Monday, September 27, 2010

Higher Achievement Alumna Responds to Obama's Recent Back-to-School Speech

You see, excelling in school or in life isn’t mainly about being smarter than everybody else. It’s about working harder than everybody else. Don’t avoid new challenges – seek them out, step out of your comfort zone, and don’t be afraid to ask for help; your teachers and family are there to guide you. Don’t feel discouraged or give up if you don’t succeed at something – try it again, and learn from your mistakes. Don’t feel threatened if your friends are doing well; be proud of them, and see what lessons you can draw from what they’re doing right.

That’s the kind of culture of excellence you promote here at Masterman; and that’s the kind of excellence we need to promote in all America’s schools. That’s why today, I’m announcing our second Commencement Challenge. If your school is the winner; if you show us how teachers, students, and parents are working together to prepare your kids for college and a career; if you show us how you’re giving back to your community and our country – I’ll congratulate you in person by speaking at your commencement.

- From President Obama’s back-to-school address delivered at Julia R.Masterman Magnet School in Philadelphia.

In President Obama’s recent address to Philadelphia middle and high school students, he stressed a few key components that, if you weren’t paying attention, could serve as carbon copies to Higher Achievement’s mission, values and goals. Obama passionately spoke to the importance of an overall culture of excellence for student achievement, where working hard, stepping up to challenge, and being a leader is essential. He also spoke to what it means to really be successful, and how strong citizenry is a characteristic of success. As a Higher Achievement alumna and current staff member, I, as well as the more than 10,000 Higher Achievement alumni understand the roles that each of these skills can play within the road to success.

What Obama calls a culture of excellence, Higher Achievement affectionately refers to as a culture of high expectation. As a young student, I remember how comfortable I was being in the background. If the teacher didn’t call on me, I wasn’t going out of my way to get his or her attention. However, after joining Higher Achievement, I found myself surrounded by staff who expected more out of us as students; but even better, I was among students who wanted more for themselves and their peers. My entire academic approach was transformed by something as simple as expectation. Once excellence was expected of me, I strived for it.

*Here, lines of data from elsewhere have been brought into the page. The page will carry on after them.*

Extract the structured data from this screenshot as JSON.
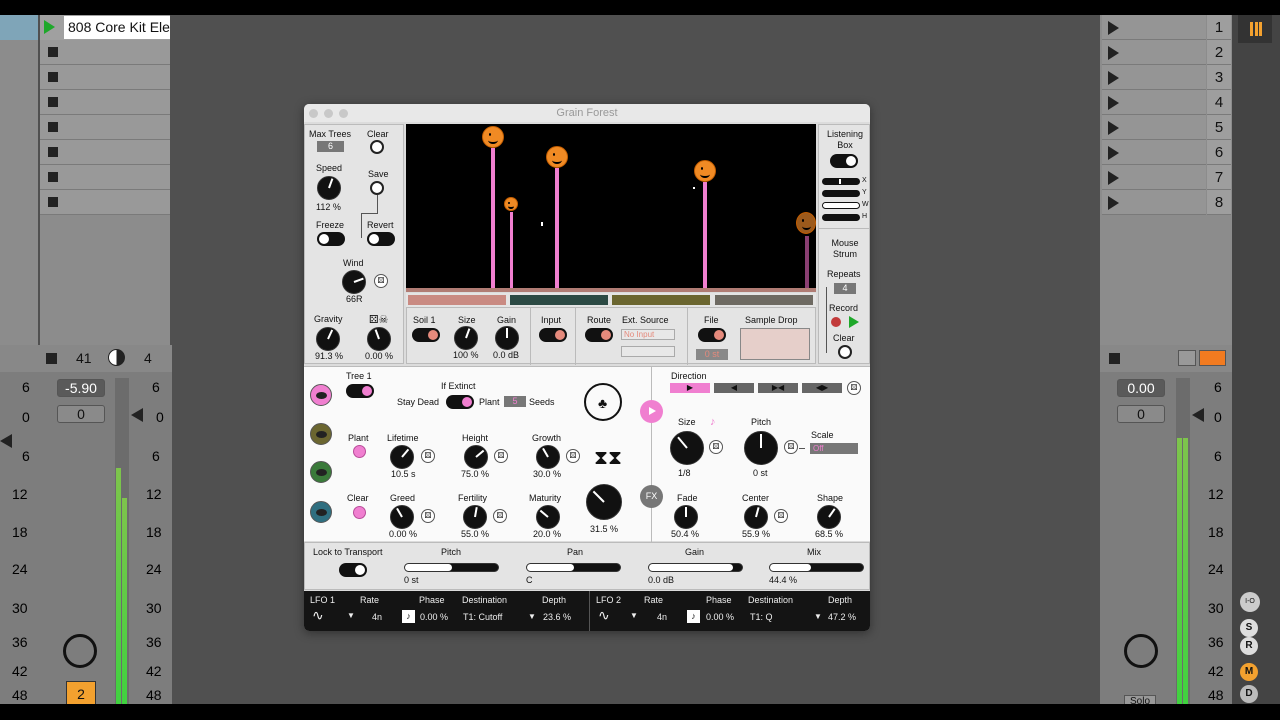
{
  "daw": {
    "track_name": "808 Core Kit Ele",
    "scene_numbers": [
      "1",
      "2",
      "3",
      "4",
      "5",
      "6",
      "7",
      "8"
    ],
    "track_volume": "-5.90",
    "track_pan": "0",
    "track_number": "41",
    "track_send": "4",
    "track_arm_number": "2",
    "master_volume": "0.00",
    "master_pan": "0",
    "db_labels": [
      "6",
      "0",
      "6",
      "12",
      "18",
      "24",
      "30",
      "36",
      "42",
      "48"
    ],
    "io_label": "I-O",
    "s_label": "S",
    "r_label": "R",
    "m_label": "M",
    "d_label": "D",
    "solo_label": "Solo"
  },
  "plugin": {
    "title": "Grain Forest",
    "left": {
      "max_trees_label": "Max Trees",
      "max_trees_value": "6",
      "clear_label": "Clear",
      "speed_label": "Speed",
      "speed_value": "112 %",
      "save_label": "Save",
      "freeze_label": "Freeze",
      "revert_label": "Revert",
      "wind_label": "Wind",
      "wind_value": "66R",
      "gravity_label": "Gravity",
      "gravity_value": "91.3 %",
      "dice_value": "0.00 %"
    },
    "soil_bars": [
      "#c98a82",
      "#2c4a44",
      "#6b6630",
      "#6e6a62"
    ],
    "bottom_row": {
      "soil_label": "Soil 1",
      "size_label": "Size",
      "size_value": "100 %",
      "gain_label": "Gain",
      "gain_value": "0.0 dB",
      "input_label": "Input",
      "route_label": "Route",
      "ext_source_label": "Ext. Source",
      "ext_source_value": "No Input",
      "file_label": "File",
      "file_value": "0 st",
      "sample_drop_label": "Sample Drop"
    },
    "right": {
      "listening_box_label": "Listening Box",
      "x_label": "X",
      "y_label": "Y",
      "w_label": "W",
      "h_label": "H",
      "mouse_strum_label": "Mouse Strum",
      "repeats_label": "Repeats",
      "repeats_value": "4",
      "record_label": "Record",
      "clear_label": "Clear"
    },
    "tree": {
      "tree_label": "Tree 1",
      "if_extinct_label": "If Extinct",
      "stay_dead_label": "Stay Dead",
      "plant_label": "Plant",
      "seeds_value": "5",
      "seeds_label": "Seeds",
      "plant_btn_label": "Plant",
      "clear_btn_label": "Clear",
      "lifetime_label": "Lifetime",
      "lifetime_value": "10.5 s",
      "height_label": "Height",
      "height_value": "75.0 %",
      "growth_label": "Growth",
      "growth_value": "30.0 %",
      "greed_label": "Greed",
      "greed_value": "0.00 %",
      "fertility_label": "Fertility",
      "fertility_value": "55.0 %",
      "maturity_label": "Maturity",
      "maturity_value": "20.0 %",
      "dna_value": "31.5 %"
    },
    "grain": {
      "direction_label": "Direction",
      "size_label": "Size",
      "size_value": "1/8",
      "pitch_label": "Pitch",
      "pitch_value": "0 st",
      "scale_label": "Scale",
      "scale_value": "Off",
      "fx_label": "FX",
      "fade_label": "Fade",
      "fade_value": "50.4 %",
      "center_label": "Center",
      "center_value": "55.9 %",
      "shape_label": "Shape",
      "shape_value": "68.5 %"
    },
    "transport": {
      "lock_label": "Lock to Transport",
      "pitch_label": "Pitch",
      "pitch_value": "0 st",
      "pan_label": "Pan",
      "pan_value": "C",
      "gain_label": "Gain",
      "gain_value": "0.0 dB",
      "mix_label": "Mix",
      "mix_value": "44.4 %",
      "pitch_level": 0.5,
      "pan_level": 0.5,
      "gain_level": 0.9,
      "mix_level": 0.44
    },
    "lfo1": {
      "name": "LFO 1",
      "rate_label": "Rate",
      "rate_value": "4n",
      "phase_label": "Phase",
      "phase_value": "0.00 %",
      "dest_label": "Destination",
      "dest_value": "T1: Cutoff",
      "depth_label": "Depth",
      "depth_value": "23.6 %"
    },
    "lfo2": {
      "name": "LFO 2",
      "rate_label": "Rate",
      "rate_value": "4n",
      "phase_label": "Phase",
      "phase_value": "0.00 %",
      "dest_label": "Destination",
      "dest_value": "T1: Q",
      "depth_label": "Depth",
      "depth_value": "47.2 %"
    },
    "colors": {
      "accent_pink": "#f07fd0",
      "smiley_orange": "#f08a24",
      "stem_pink": "#f07fd0"
    }
  }
}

Of course, striving for excellence doesn’t always lend itself to immediately achieving it and that was another one of the many lessons that Higher Achievement taught me. Now that I had my academic attitude adjusted, it was time to work on my academic work ethic. For example, if I studied considerably hard for a test, spent an extra hour or two going over classroom material, got together with my friends to make sure I had the test concepts and still made a C on the test, that didn’t mean my efforts were in vain. Instead, that was my opportunity to review my efforts, see what I could have done differently, and apply the lessons learned to the next test. This, I learned, was the very essence of working hard.

It wouldn’t be in the spirit of Higher Achievement to stop at setting the expectation and working hard. Here, I also learned to step out side of my comfort zone. Once I mastered what I was great at, it was time to conquer what I was only good, or maybe even bad at. Higher Achievement pushed me aggressively to the next level, but simultaneously made me feel supported. I knew that if I were to misstep, Higher Achievement would be there to catch me before I fell, and put me right back on track.

It is a combination of setting the expectation, working hard and stepping up to challenge, that ultimately builds leaders. Some of the world’s greatest icons are those who think big, step outside of the box, and in turn give back to their communities. Since 1975, Higher Achievement has harvested the inner-leader in inner-city youth across the District. Now, in 2011, I am more than proud to be apart of the expansion efforts that will ultimately cultivate potential in young people, who like me, didn’t even know they had it. President Obama addressed the students of Masterman on what was sure to be a very special day for them; Higher Achievement addresses its scholars everyday about setting high expectations and changing not only academic outcomes, but the world.